Fig. 2: Algunos usos del romero.
En la cocina mediterránea, el romero es una de las hierbas aromáticas más utilizadas. Su sabor intenso, resinoso y ligeramente picante combina especialmente bien con carnes asadas, guisos, patatas, legumbres, panes y aceites aromatizados. Se añade a carnes y asados como el cordero, cerdo, pollo y caza, tanto fresco como seco. Se preparan con él aceites y vinagres aromatizados, metiendo ramitas enteras en aceite de oliva o vinagre y dejándolo macerar durante unas semanas. En panadería se preparan focaccias o panes aplanados italianos, panes rústicos y galletas saladas. En infusión se ponen las hojas secas o frescas en agua caliente, solas o combinadas con otras plantas, se hierven durante unos diez minutos, y se puede consumir caliente o fría. Para la conservación de alimentos, por su acción antioxidante y antimicrobiana natural, se usa en recubrimientos comestibles y para prolongar la vida útil de frutas y verduras.

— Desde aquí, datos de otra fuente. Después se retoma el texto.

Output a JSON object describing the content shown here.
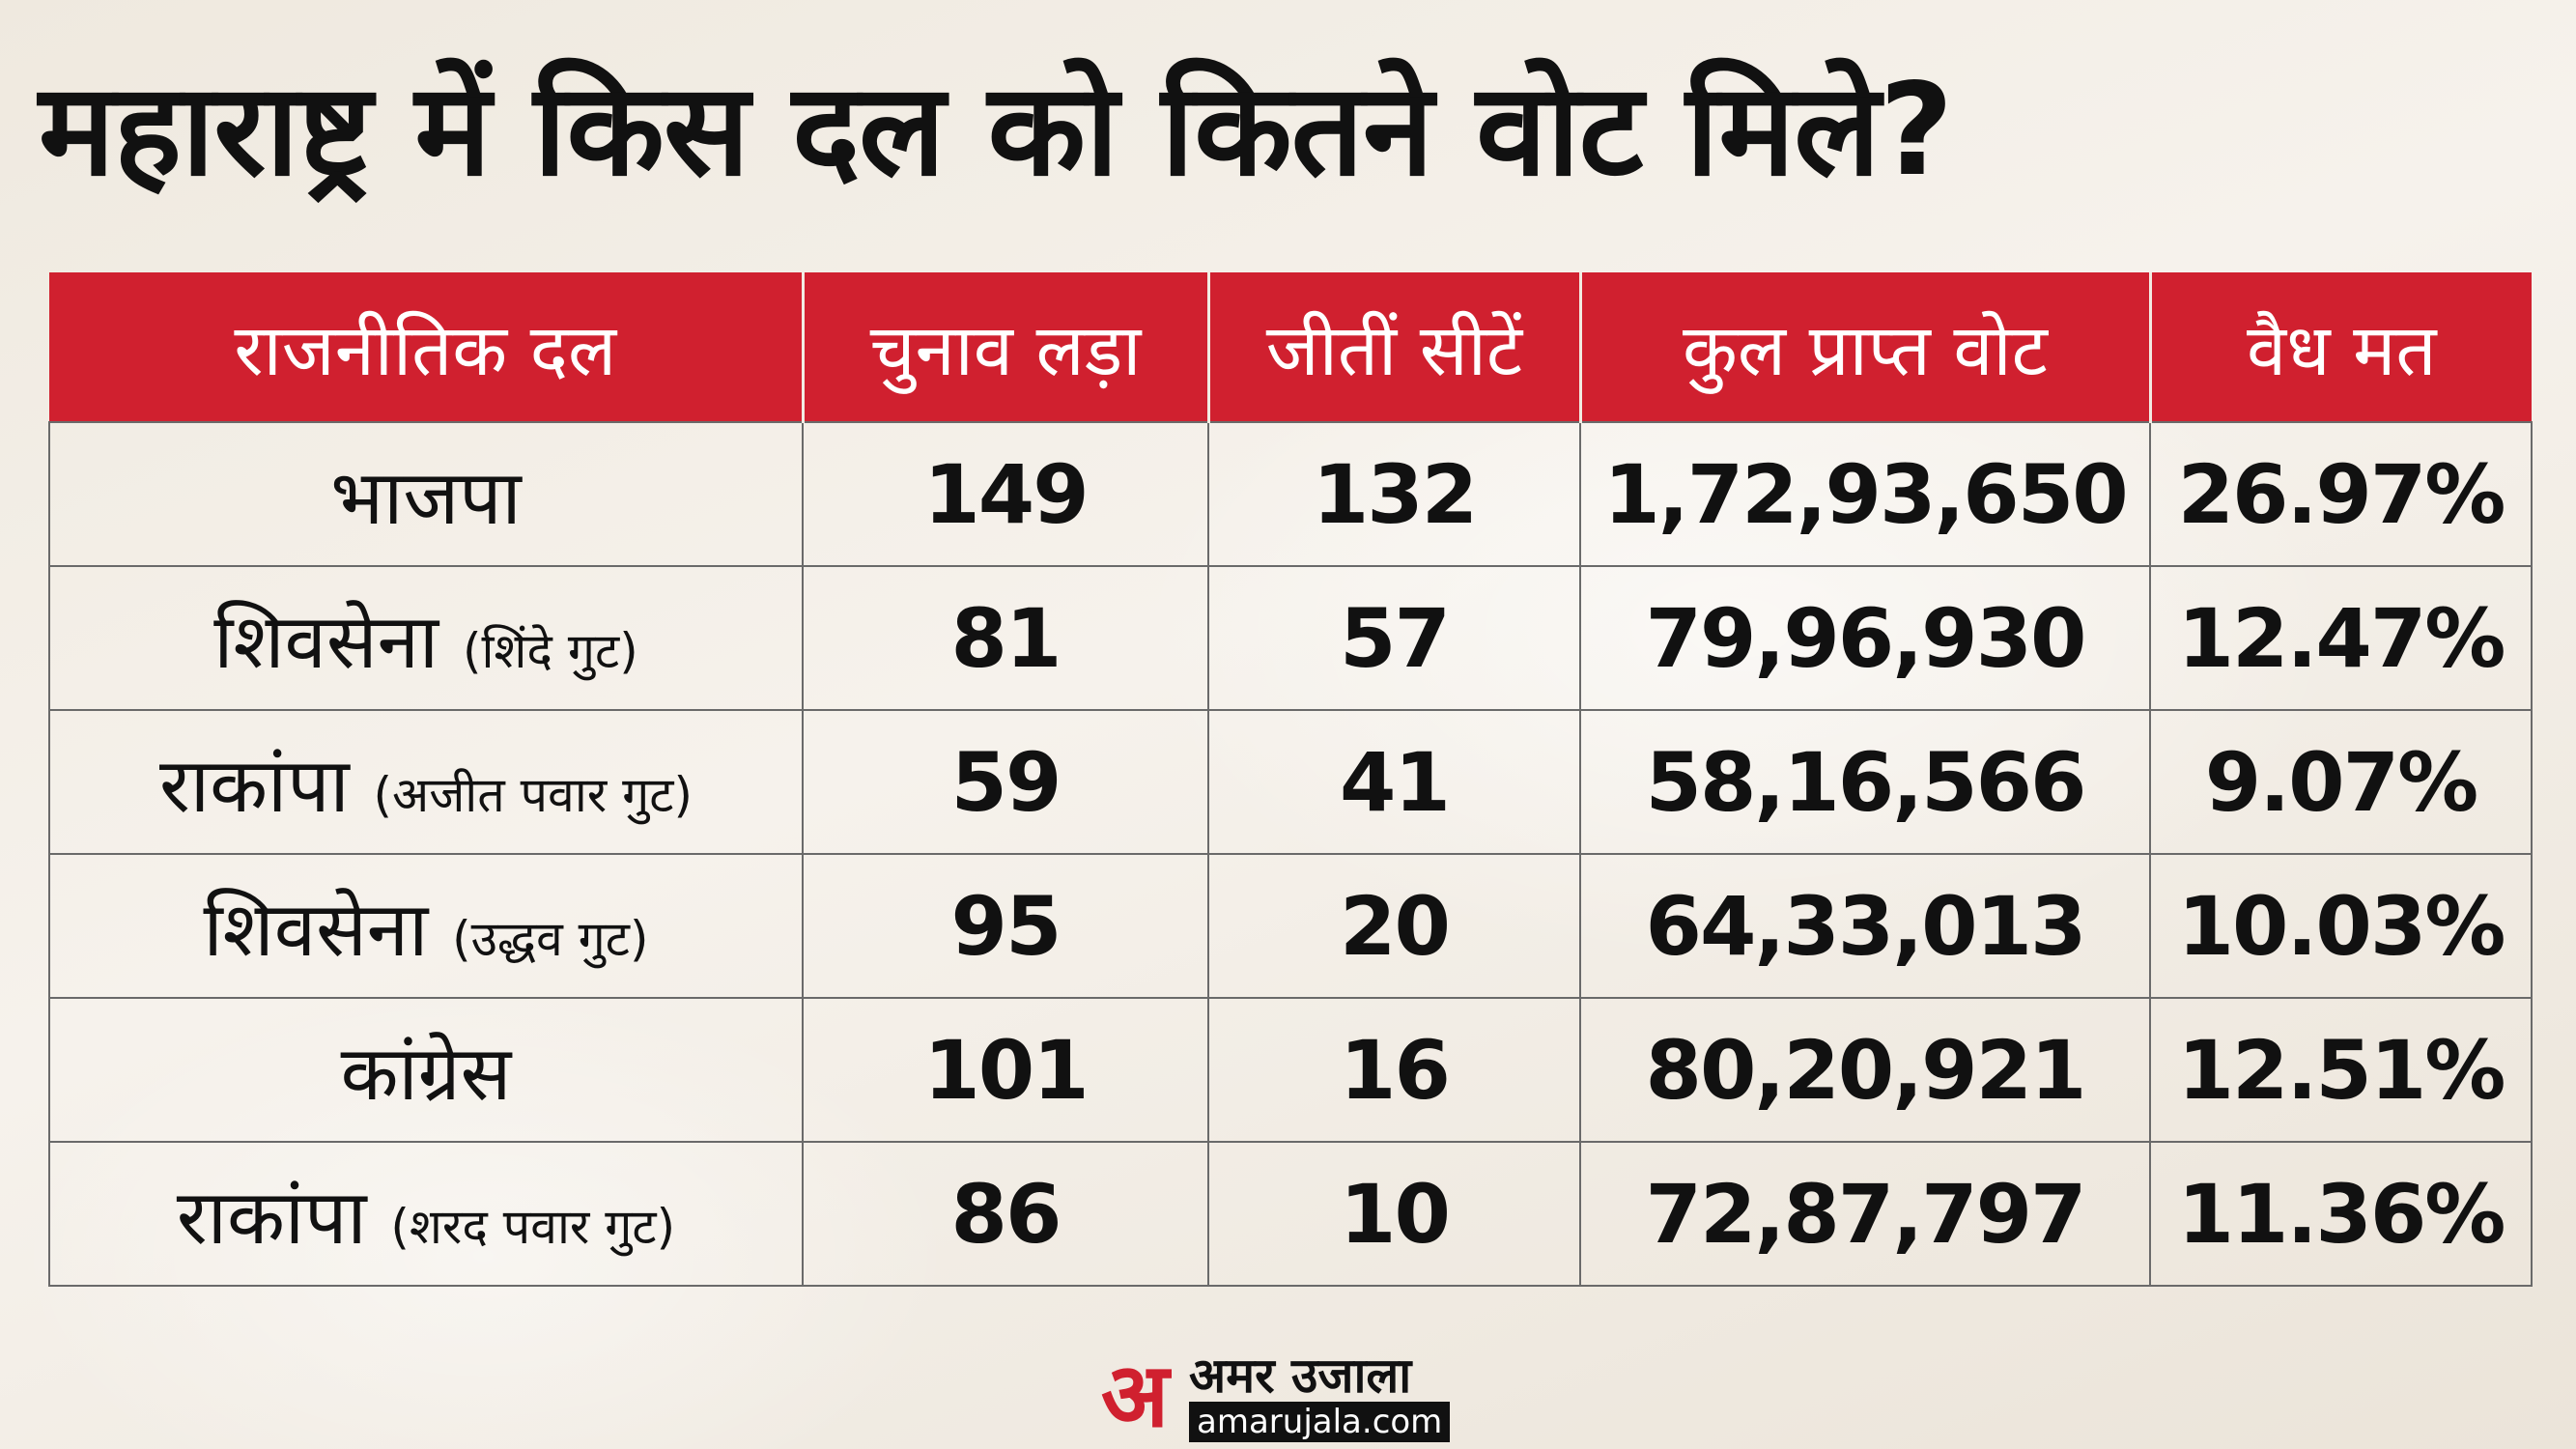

El romero es una planta aromática de uso doméstico con una historia milenaria, un papel destacado en la gastronomía mediterránea y un perfil fitoquímico que sigue siendo objeto de investigación científica activa por sus posibles beneficios antioxidantes, antiinflamatorios y digestivos. Su cultivo es sencillo, su resistencia a la sequía y su fácil mantenimiento la convierten en una planta ideal tanto para jardines como para huertos urbanos y macetas. Ha sido utilizado de forma milenaria a lo largo de la historia de la humanidad como especia, como planta ornamental, como desinfectante, como antiinflamatorio y formando parte de rituales y celebraciones. Una planta muy cercana a la cultura mediterránea.